Una cosa appare certa, a distanza di anni: il bandito non è stato ucciso nel corso di uno scontro a fuoco con le forze dell’ordine, è vittima di un delitto su commissione, eseguito con la promessa dell’impunità.
Promessa che poi non viene mantenuta, a causa degli scoop dell’Europeo che smascherano la messa in scena dei carabinieri.
Mentre i carabinieri, finiti nell’occhio del ciclone, cercano di proteggere la clandestinità di Pisciotta, la polizia si mette di traverso e il 5 dicembre 1950 arresta Pisciotta.

Al processo sulla strage di Portella della Ginestra, iniziato a Viterbo il 12 giugno di quell’anno, Pisciotta ammette di aver sparato a “Turiddu”.

Lo fa in un documento affidato al suo avvocato, in cui , tra l’altro c’è scritto:

“Avendo io personalmente concordato con il ministro degli Interni Scelba, Giuliano è stato ucciso da me”

Pochi giorno dopo il colonnello dei carabinieri Luca, appena promosso generale, ammette in un’intervista di essersi servito di Pisciotta per catturare Giuliano, ma non specifica che fu proprio lui a uccidere il cugino.
Pisciotta, fuori di sè, chiede la parola dalla gabbia dell’Assise di Viterbo e lo smentisce.
E’ il 16 aprile del 1951.
Davanti ad una folla di giornalisti, fa i nomi dei mandanti della strage e racconta per filo e per segno incontri e trattative fra banditi e uomini delle istituzioni, con tanto di promesse di impunità.

Banditi, mafia e carabinieri eravamo tutti come una cosa sola, come la Santissima Trinità: Padre, Figlio e Spirito Santo”, urla.

E aggiunge:Io ho liquidato Giuliano senza alcun vantaggio materiale.
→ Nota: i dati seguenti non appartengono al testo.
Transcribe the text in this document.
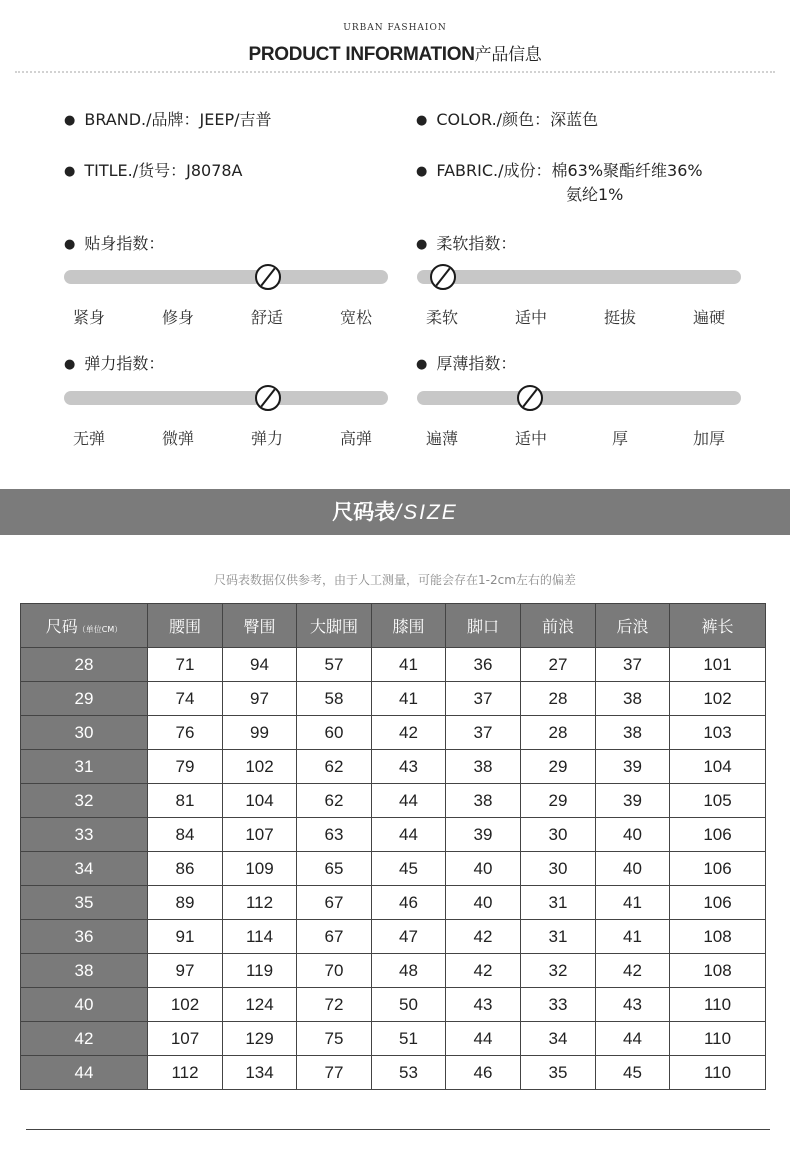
URBAN FASHAION
PRODUCT INFORMATION产品信息
● BRAND./品牌：JEEP/吉普	● COLOR./颜色：深蓝色
● TITLE./货号：J8078A	● FABRIC./成份：棉63%聚酯纤维36%
氨纶1%
● 贴身指数：
紧身	修身	舒适	宽松
● 柔软指数：
柔软	适中	挺拔	遍硬
● 弹力指数：
无弹	微弹	弹力	高弹
● 厚薄指数：
遍薄	适中	厚	加厚
尺码表/SIZE
尺码表数据仅供参考，由于人工测量，可能会存在1-2cm左右的偏差
尺码（单位CM）	腰围	臀围	大脚围	膝围	脚口	前浪	后浪	裤长
28	71	94	57	41	36	27	37	101
29	74	97	58	41	37	28	38	102
30	76	99	60	42	37	28	38	103
31	79	102	62	43	38	29	39	104
32	81	104	62	44	38	29	39	105
33	84	107	63	44	39	30	40	106
34	86	109	65	45	40	30	40	106
35	89	112	67	46	40	31	41	106
36	91	114	67	47	42	31	41	108
38	97	119	70	48	42	32	42	108
40	102	124	72	50	43	33	43	110
42	107	129	75	51	44	34	44	110
44	112	134	77	53	46	35	45	110
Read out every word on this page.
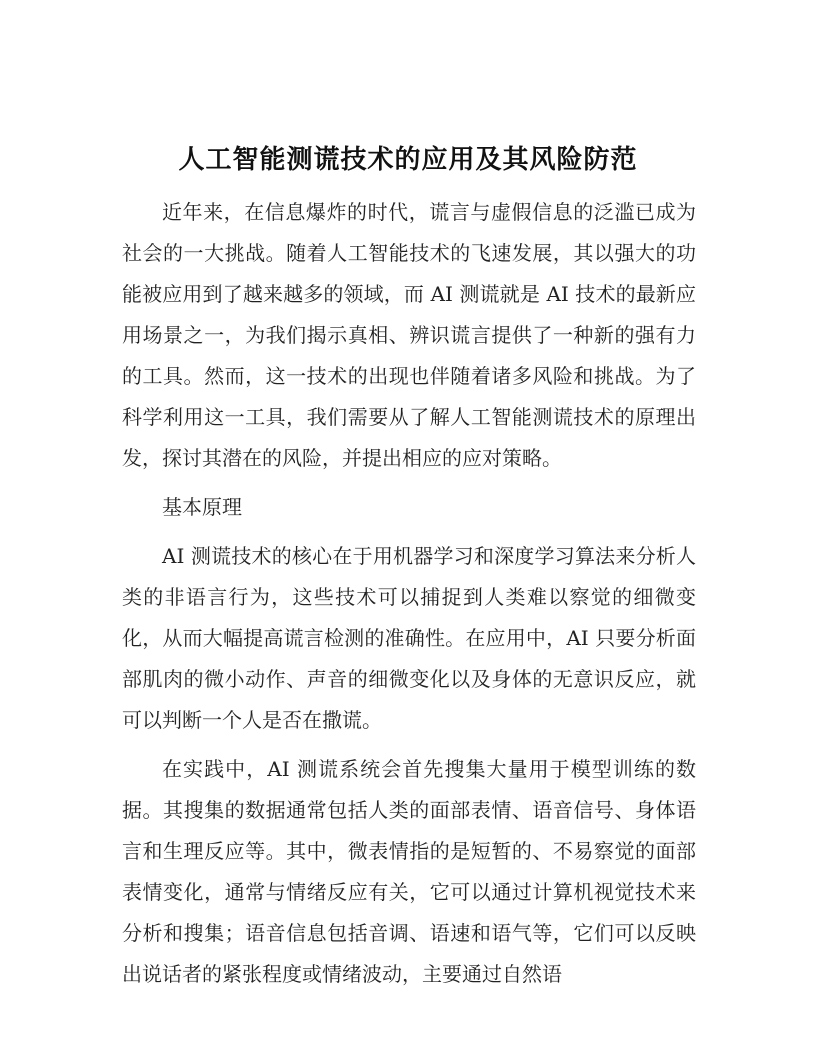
人工智能测谎技术的应用及其风险防范

近年来，在信息爆炸的时代，谎言与虚假信息的泛滥已成为社会的一大挑战。随着人工智能技术的飞速发展，其以强大的功能被应用到了越来越多的领域，而 AI 测谎就是 AI 技术的最新应用场景之一，为我们揭示真相、辨识谎言提供了一种新的强有力的工具。然而，这一技术的出现也伴随着诸多风险和挑战。为了科学利用这一工具，我们需要从了解人工智能测谎技术的原理出发，探讨其潜在的风险，并提出相应的应对策略。

基本原理

AI 测谎技术的核心在于用机器学习和深度学习算法来分析人类的非语言行为，这些技术可以捕捉到人类难以察觉的细微变化，从而大幅提高谎言检测的准确性。在应用中，AI 只要分析面部肌肉的微小动作、声音的细微变化以及身体的无意识反应，就可以判断一个人是否在撒谎。

在实践中，AI 测谎系统会首先搜集大量用于模型训练的数据。其搜集的数据通常包括人类的面部表情、语音信号、身体语言和生理反应等。其中，微表情指的是短暂的、不易察觉的面部表情变化，通常与情绪反应有关，它可以通过计算机视觉技术来分析和搜集；语音信息包括音调、语速和语气等，它们可以反映出说话者的紧张程度或情绪波动，主要通过自然语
Chiedo che Luca venga a deporre: voglio vedere se riuscirà a dimostrare di avermi dato una sola lira dei 50 milioni della taglia.Sono un bandito, signori, ma un bandito onesto!”

Condannato all’ergastolo con altri 11 per la strage di Portella Della Ginestra – la sentenza di primo grado è del maggio 1952- Pisciotta chiede, nel febbraio del 1954, di parlare con un magistrato.

L’allora sostituto procuratore Pietro Scaglione va a trovarlo in carcere. Pisciotta gli comunica la sua decisione di smascherare una volta per tutte i mandanti della strage.
Il magistrato gli dà un appuntamento al giorno successivo, quando tornerà con un cancelliere per verbalizzare il tutto.
La mattina dopo Pisciotta muore nella sua cella all’Ucciardone per una dose di stricnina versatagli da qualcuno nel caffè o, molto più probabilmente, nella medicina che è solito prendere per la tubercolosi.